A New Body, A New Time Table
Before becoming chronically ill, every day was filled with some sort of activity. Some days were designated for cleaning or shopping, while others were filled with running the kids to their activities or gathering with friends and family. I never had to worry about exhaustion or pain getting in the way of my plans. Back then I would schedule one to four down days a month, days in which I would do nothing but relax. After the pain from Psoriatic Arthritis and Fibromyalgia high jacked my body I was no longer able to keep up with my old schedule.
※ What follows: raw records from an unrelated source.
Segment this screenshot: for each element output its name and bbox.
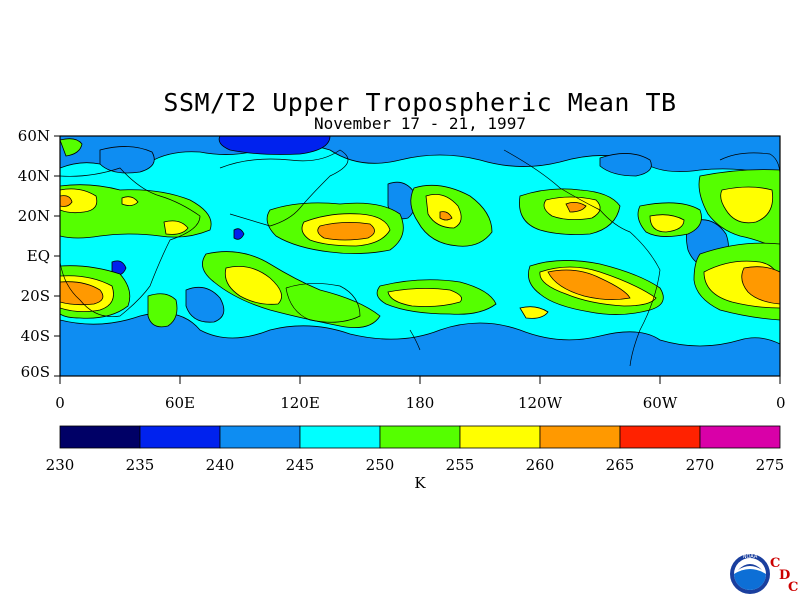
colorbar-tick: 265 (605, 456, 635, 474)
logo-letter: D (779, 568, 791, 583)
colorbar-swatch (219, 425, 301, 449)
colorbar-swatch (619, 425, 701, 449)
lon-label: 120E (280, 394, 320, 412)
noaa-emblem-icon: NOAA (730, 554, 770, 594)
lon-ticks (59, 376, 781, 384)
lon-label: 0 (776, 394, 786, 412)
map-subtitle: November 17 - 21, 1997 (314, 114, 526, 133)
logo-letter: C (770, 556, 781, 571)
colorbar-swatch (59, 425, 141, 449)
colorbar-tick: 250 (365, 456, 395, 474)
colorbar-swatch (459, 425, 541, 449)
logo-letter: C (788, 580, 799, 595)
map-title: SSM/T2 Upper Tropospheric Mean TB (163, 88, 677, 117)
logo-agency-text: NOAA (743, 554, 758, 560)
colorbar-swatch (379, 425, 461, 449)
lon-label: 0 (55, 394, 65, 412)
colorbar-tick: 260 (525, 456, 555, 474)
colorbar-tick: 235 (125, 456, 155, 474)
lat-label: 40S (20, 327, 50, 345)
lat-label: 60N (17, 127, 50, 145)
colorbar-tick: 240 (205, 456, 235, 474)
colorbar-swatch (139, 425, 221, 449)
field-260-265 (60, 195, 780, 306)
colorbar-tick: 255 (445, 456, 475, 474)
colorbar-tick: 245 (285, 456, 315, 474)
lon-label: 180 (405, 394, 435, 412)
lat-label: 20S (20, 287, 50, 305)
lat-label: EQ (26, 247, 50, 265)
colorbar-tick: 270 (685, 456, 715, 474)
lon-label: 60W (642, 394, 678, 412)
lon-label: 120W (517, 394, 563, 412)
lat-label: 40N (17, 167, 50, 185)
lat-ticks (54, 135, 60, 377)
colorbar-swatch (299, 425, 381, 449)
coastlines (60, 149, 780, 367)
contour-fields (60, 136, 780, 376)
noaa-logo: NOAA C D C (728, 552, 798, 600)
colorbar (59, 425, 781, 449)
colorbar-swatch (539, 425, 621, 449)
colorbar-tick: 275 (755, 456, 785, 474)
field-240-245 (60, 136, 780, 376)
colorbar-tick: 230 (45, 456, 75, 474)
colorbar-unit: K (414, 474, 426, 492)
lat-label: 20N (17, 207, 50, 225)
lat-label: 60S (20, 363, 50, 381)
colorbar-swatch (699, 425, 781, 449)
lon-label: 60E (164, 394, 196, 412)
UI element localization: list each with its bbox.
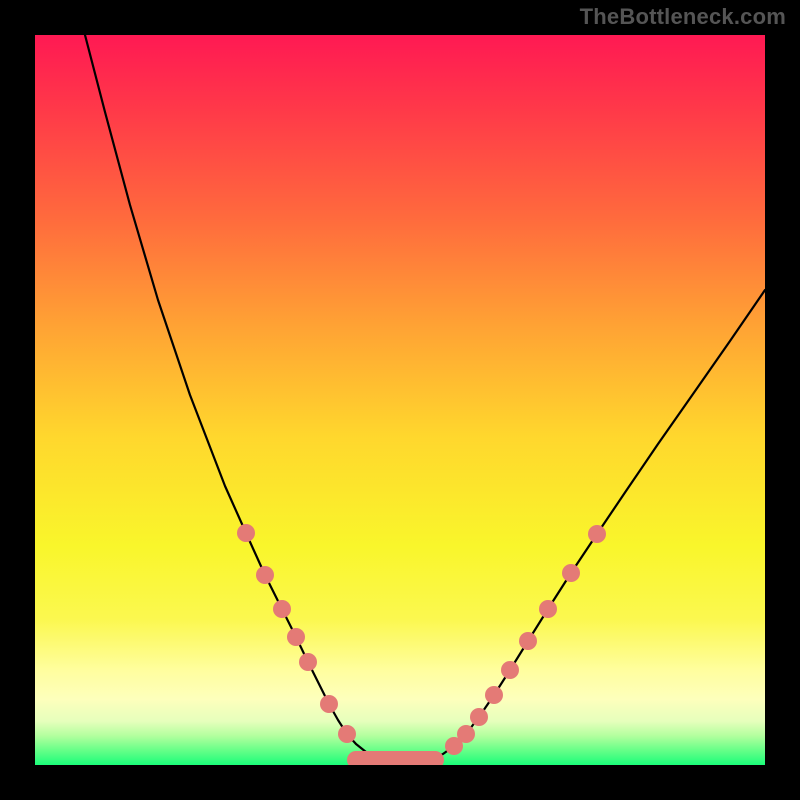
watermark-label: TheBottleneck.com [580, 4, 786, 30]
marker-left [338, 725, 356, 743]
marker-left [273, 600, 291, 618]
chart-container: TheBottleneck.com [0, 0, 800, 800]
chart-svg [0, 0, 800, 800]
marker-left [287, 628, 305, 646]
plot-area [35, 35, 765, 765]
marker-right [470, 708, 488, 726]
marker-left [299, 653, 317, 671]
marker-left [237, 524, 255, 542]
marker-left [320, 695, 338, 713]
marker-right [588, 525, 606, 543]
marker-right [501, 661, 519, 679]
marker-right [539, 600, 557, 618]
marker-right [457, 725, 475, 743]
marker-left [256, 566, 274, 584]
marker-right [519, 632, 537, 650]
marker-right [485, 686, 503, 704]
marker-right [562, 564, 580, 582]
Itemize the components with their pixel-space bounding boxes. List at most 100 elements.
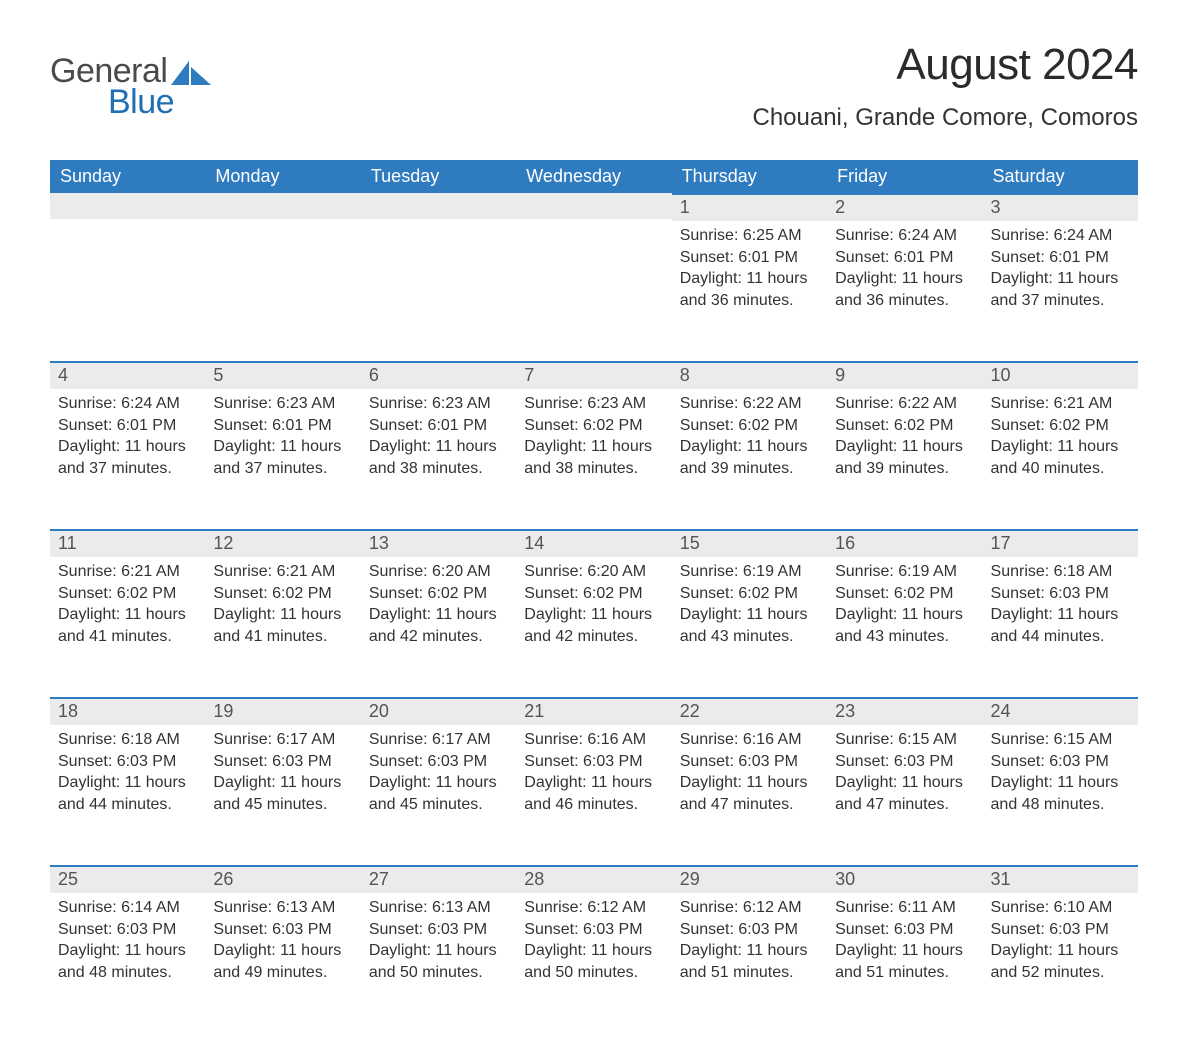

Pain forces me to make changes
The physical pain and exhaustion that accompanies it forced me to make changes. Unfortunately, I resisted the change and spent over a decade failing to listen to my body’s demands. Ignoring the needs of my body only created more chaos in my life and made it impossible for me to accomplish even the simplest of tasks. Once I began to recognize how long it takes my body to recover from certain activities, like grocery shopping, cleaning, or going to Disneyland, I discovered how to create a schedule that works for me.
Time for recovery
Instead of planning one to four days of rest per month, I assume that my body will only be able to handle one to four outings per month. The amount of outings I plan depends upon the types of outings. While grocery shopping exhausts me, I am usually able to write or do some light housework the following day. One or two days at Disneyland will require more time to recover than an afternoon at the mall. The more physically taxing the outing, the more time I will need for recovery. If I average one outing per week, I can usually expect to have two or three days per week in which I am productive at home and the remainder is spent recovering. Occasionally an outing will result in my needing a few weeks to recover. Because of this, I keep an extremely flexible schedule. Who cares if the laundry isn’t done on Thursdays? Not me! Instead of hoping my body will cooperate each Thursday I do my family’s laundry one load at a time whenever I have the energy.
Painful conditions like Psoriatic Arthritis change more than how our bodies feel; they turn our entire lives upside down. However, when we discover ways to work with or around our symptoms and pain we can find a rhythm that works for us. Has PsA changed how you schedule your time?